分类: 算法和数据结构学习   255人阅读  评论(0)  收藏  举报

通过该数据结构可以实现:当用户输入一个字符串,返回以这个字符串为前缀的排名最靠前的k个字符串。

和现在搜索引擎提供的关键词提示功能一样。

该数据结构以Ternary Search TreeTST)为基础实现的。

关于Ternary Search Tree是什么,可以参看前面的博文http://blog.csdn.net/suwei19870312/article/details/7467522

 

SuggestTree树的节点node

class Node
{
         public:
                   vector<string> list;                           //用于记录其孩子节点所能代表的字符串的集合,这些字符串[0-end]的字符都是相同的,既具有相同的前缀。
                   unsigned int count;                         //用于记录list中字符串的个数
                   unsigned int end;                            //用于记录list中字符串前end个字符是相同的
                   Node* left, *mid, *right;           //三分搜索树的3个子节点指针

}

 

SuggestTree树的构造:

如何构建SuggestTree,构建SuggestTree分为两个步骤:

1. 以给定的字符串集合构建TST tree.

2. 在构建好TST tree之后,把字符串加入到树的各个node中。

void Build(map<string, int>& iMap)

         {

                   root = NULL;

                   vectorPairType lMapVector;

                   lMapVector.insert(lMapVector.begin(), iMap.begin(), iMap.end());

                   //sort lMapVector by pair->key

                   //for the balance of TST tree

                   sort(lMapVector.begin(), lMapVector.end(), ComparePairKey());

                   hBuildTST(lMapVector, 0, lMapVector.size() - 1);

                   //sort lMapVector by pair->value

                   sort(lMapVector.begin(), lMapVector.end(), ComparePairValue());

                   vectorPairType::iterator ivter = lMapVector.begin();

                   for(; ivter != lMapVector.end(); ivter ++)

                   {

                            addToList(ivter->first);

                   }

         }

输入的是一个<关键字,排名>map

首先对map中的pair关键字key排序,之后以这个顺序递归的构建TST,目的是为了构建平衡的TST。防止由于插入字符串顺序的不同,而导致TST退化成一个单边的Tree,这样对于查找的性能不是很好。

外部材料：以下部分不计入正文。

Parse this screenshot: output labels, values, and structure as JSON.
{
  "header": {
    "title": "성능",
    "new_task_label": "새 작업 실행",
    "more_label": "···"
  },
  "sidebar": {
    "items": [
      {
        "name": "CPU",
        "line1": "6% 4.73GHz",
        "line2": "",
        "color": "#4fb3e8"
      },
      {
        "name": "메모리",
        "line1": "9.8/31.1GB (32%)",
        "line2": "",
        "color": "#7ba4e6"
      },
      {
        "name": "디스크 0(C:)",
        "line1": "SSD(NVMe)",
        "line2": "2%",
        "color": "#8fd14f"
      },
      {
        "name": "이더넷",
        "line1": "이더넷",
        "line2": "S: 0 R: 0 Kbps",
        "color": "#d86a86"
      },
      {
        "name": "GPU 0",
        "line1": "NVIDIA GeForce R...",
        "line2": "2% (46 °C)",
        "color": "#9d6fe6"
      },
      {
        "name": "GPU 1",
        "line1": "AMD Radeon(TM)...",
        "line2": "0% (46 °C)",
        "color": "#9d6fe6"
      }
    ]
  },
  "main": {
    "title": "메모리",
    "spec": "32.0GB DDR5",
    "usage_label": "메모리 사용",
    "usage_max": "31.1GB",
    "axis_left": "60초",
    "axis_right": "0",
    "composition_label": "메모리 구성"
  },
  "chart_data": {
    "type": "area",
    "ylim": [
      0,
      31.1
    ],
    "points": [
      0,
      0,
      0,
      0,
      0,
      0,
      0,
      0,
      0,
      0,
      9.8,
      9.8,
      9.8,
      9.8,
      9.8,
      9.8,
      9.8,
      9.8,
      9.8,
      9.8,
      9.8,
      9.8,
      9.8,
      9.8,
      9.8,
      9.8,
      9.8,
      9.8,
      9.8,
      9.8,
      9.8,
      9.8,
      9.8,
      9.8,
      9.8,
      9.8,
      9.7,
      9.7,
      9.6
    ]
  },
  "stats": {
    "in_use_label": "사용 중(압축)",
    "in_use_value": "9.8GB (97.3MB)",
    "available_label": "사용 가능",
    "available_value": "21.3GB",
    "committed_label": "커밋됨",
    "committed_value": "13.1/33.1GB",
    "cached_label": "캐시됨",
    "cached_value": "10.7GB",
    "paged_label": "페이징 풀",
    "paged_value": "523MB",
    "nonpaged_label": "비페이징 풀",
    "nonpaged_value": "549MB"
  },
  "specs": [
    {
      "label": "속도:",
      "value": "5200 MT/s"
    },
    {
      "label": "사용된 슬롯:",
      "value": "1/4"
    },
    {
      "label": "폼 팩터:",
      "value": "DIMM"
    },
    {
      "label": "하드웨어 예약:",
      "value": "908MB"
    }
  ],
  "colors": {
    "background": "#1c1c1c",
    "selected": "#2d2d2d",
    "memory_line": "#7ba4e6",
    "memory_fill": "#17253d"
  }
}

接着,对map中的pair排名作为key排序,排序的目的是为了把排名最靠前的k个字符串放入到TSTnode中。

 

构建TST tree的流程:

void hBuildTST(vectorPairType& irVP,int min,int max)

         {

                   if(min <= max)

                   {

                            int mid = (min + max) / 2;

                            insert(irVP[mid].first);

                            hBuildTST(irVP, min, mid -1);

                            hBuildTST(irVP, mid + 1, max);

                   }

         }

前面已经说了构建TST tree的字符串集合是以”关键字”为key排序的一个list,递归构造TST Tree,每次取出[min, max]区域中的中间关键字插入到TST中。

 

插入节点流程:

void insert(string& suggestion)

         {

                   if(root == NULL)

                   {

                            root = new Node(suggestion);

                            return;

                   }

 

                   Node* lpn = root;

                   int i = 0;

                   while(true)

                   {

                            string s = lpn->list[0];

                            if(s.at(i) > suggestion.at(i))

                            {

                                     if(lpn->left == NULL)

                                     {

                                               lpn->left = new Node(suggestion);

                                               return;

                                     }

 

                                     lpn = lpn->left;

                            }

                            else if(s.at(i) < suggestion.at(i))

                            {

                                     if(lpn->right == NULL)

                                     {

                                               lpn->right = new Node(suggestion);

                                               return;

                                     }

                                     lpn = lpn->right;

 

                            }

                            else

                            {

                                     while( ++i < lpn->end)

                                     {

                                               if(i == suggestion.length() || s.at(i) != suggestion.at(i))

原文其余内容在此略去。